Sadie nodded. It sounded crazy, but Ty had gotten a 97 on his last calculus test. She could see it tacked to the fridge with big red letters scribbled on top of the sheet that read, “Good job!”
Sadie doubted her math tests would ever have those happy red letters on them.
“You’ll see,” her mom assured her. “One day you’ll just get it and you’ll love math.”
Love math? She seriously doubted it. There were things she was definitely good at, and math wasn’t one of them. Sink a jump shot from the foul line…not a prob! Hit a home run with the bases loaded…piece of cake.
She’d even become an expert at baking, thanks to the cupcake club she and her friends Kylie Carson, Jenna Medina, and Lexi Poole had started the year before in fourth grade. In the beginning, she could barely read a recipe. Now she knew how to whip up a chocolate ganache from scratch and what the difference was between baking powder and baking soda.
“Some people are just born geniuses,” her brother Corey bragged. Sadie had to admit things did come fairly easily to him. Not only had he been the captain of his middle school basketball team, but now—in just the first few weeks of high school—he had managed to land a spot on the football squad.
“When ya got it…ya got it,” Corey teased. “And I got it big-time!”
“Yeah, and that matches those big feet!” Tyler countered, pointing to Corey’s size 13EEE high-tops.
“Shaquille O’Neal wears a size twenty-two shoe,” Corey replied.
“Does that mean you have more growing to do?” Mrs. Harris sighed. “I just bought you new Nikes!”
Sadie giggled. Her brothers reminded her of one of those old-time comedy duos—Laurel and Hardy or Abbott and Costello. Or maybe even Phineas and Ferb? They were always trying to one-up each other. But if there was one thing she topped both of her brothers at, it was height.
At ten years old, she stood five feet, five inches tall—head and shoulders above her classmates at Blakely Elementary. When Corey and Tyler were her age, they barely measured five feet. Sadie loved to look at the lines the Harris siblings had made on the basement wall, marking their height at every birthday. She was clearly the height champion for her age.
“You just sprung up like a beanstalk!” her mom told her. “Your brothers didn’t have their growth spurts ’til middle school.”
“But look at us now!” Tyler pointed out. “I’m six feet, two inches!”
“I hope Sadie doesn’t get taller than that!” her mom fretted. “We’ll need higher ceilings!”
Some of the kids at Blakely teased her about being so tall. Meredith Mitchell (Blakely’s resident bully) loved to call her “Big Foot” and “Gigantua.”
“How’s the weather up there?” Meredith taunted her when they lined up to go to recess. Jack Yu cracked up: “Yeah, Sadie always has her head in the clouds!”

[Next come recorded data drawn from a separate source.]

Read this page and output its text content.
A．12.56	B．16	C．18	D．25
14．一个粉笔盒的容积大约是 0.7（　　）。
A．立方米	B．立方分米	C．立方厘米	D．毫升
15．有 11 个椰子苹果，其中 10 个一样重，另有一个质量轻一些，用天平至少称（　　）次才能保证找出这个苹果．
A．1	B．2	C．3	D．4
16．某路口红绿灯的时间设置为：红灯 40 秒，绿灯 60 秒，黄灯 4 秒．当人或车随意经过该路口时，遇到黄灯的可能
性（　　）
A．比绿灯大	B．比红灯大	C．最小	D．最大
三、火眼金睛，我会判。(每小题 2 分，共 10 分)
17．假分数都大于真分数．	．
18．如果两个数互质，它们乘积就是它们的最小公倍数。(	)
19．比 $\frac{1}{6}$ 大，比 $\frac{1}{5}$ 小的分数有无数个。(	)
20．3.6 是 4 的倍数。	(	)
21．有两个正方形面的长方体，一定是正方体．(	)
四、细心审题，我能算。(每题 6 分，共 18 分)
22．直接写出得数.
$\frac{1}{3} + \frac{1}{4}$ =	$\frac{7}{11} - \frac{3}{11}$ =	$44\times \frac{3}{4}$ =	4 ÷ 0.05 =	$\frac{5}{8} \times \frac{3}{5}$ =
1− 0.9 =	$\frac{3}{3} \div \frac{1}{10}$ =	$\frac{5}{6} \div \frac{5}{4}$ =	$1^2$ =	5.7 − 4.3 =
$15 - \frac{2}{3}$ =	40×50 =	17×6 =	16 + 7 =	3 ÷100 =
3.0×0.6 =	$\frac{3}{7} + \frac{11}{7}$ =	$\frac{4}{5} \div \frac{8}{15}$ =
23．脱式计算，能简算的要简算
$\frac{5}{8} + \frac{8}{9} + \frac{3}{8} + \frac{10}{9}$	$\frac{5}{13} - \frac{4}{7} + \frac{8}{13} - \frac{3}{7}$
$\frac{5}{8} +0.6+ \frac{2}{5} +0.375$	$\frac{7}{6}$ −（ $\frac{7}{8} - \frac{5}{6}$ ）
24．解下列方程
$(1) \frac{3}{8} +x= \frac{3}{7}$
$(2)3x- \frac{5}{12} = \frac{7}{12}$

“Doesn’t that bother you?” Kylie once asked her.
“Nope. I just think of Meredith as this teeny, tiny mosquito,” Sadie told her. “Buzz…buzz…SPLAT!” She swatted the air and made Kylie crack up. “Besides, I kick her butt every time we’re in P.E. She’s all mouth…no game.”
Even her coach had a “tall” nickname for Sadie: “Hey, Stretch! Let me see that defense!” The fact that people noticed her height never bothered Sadie. She was proud to be “Stretch Harris.” Her brothers were tall. Her mom and dad were tall. In fact, almost everyone in the Harris family had the tall gene.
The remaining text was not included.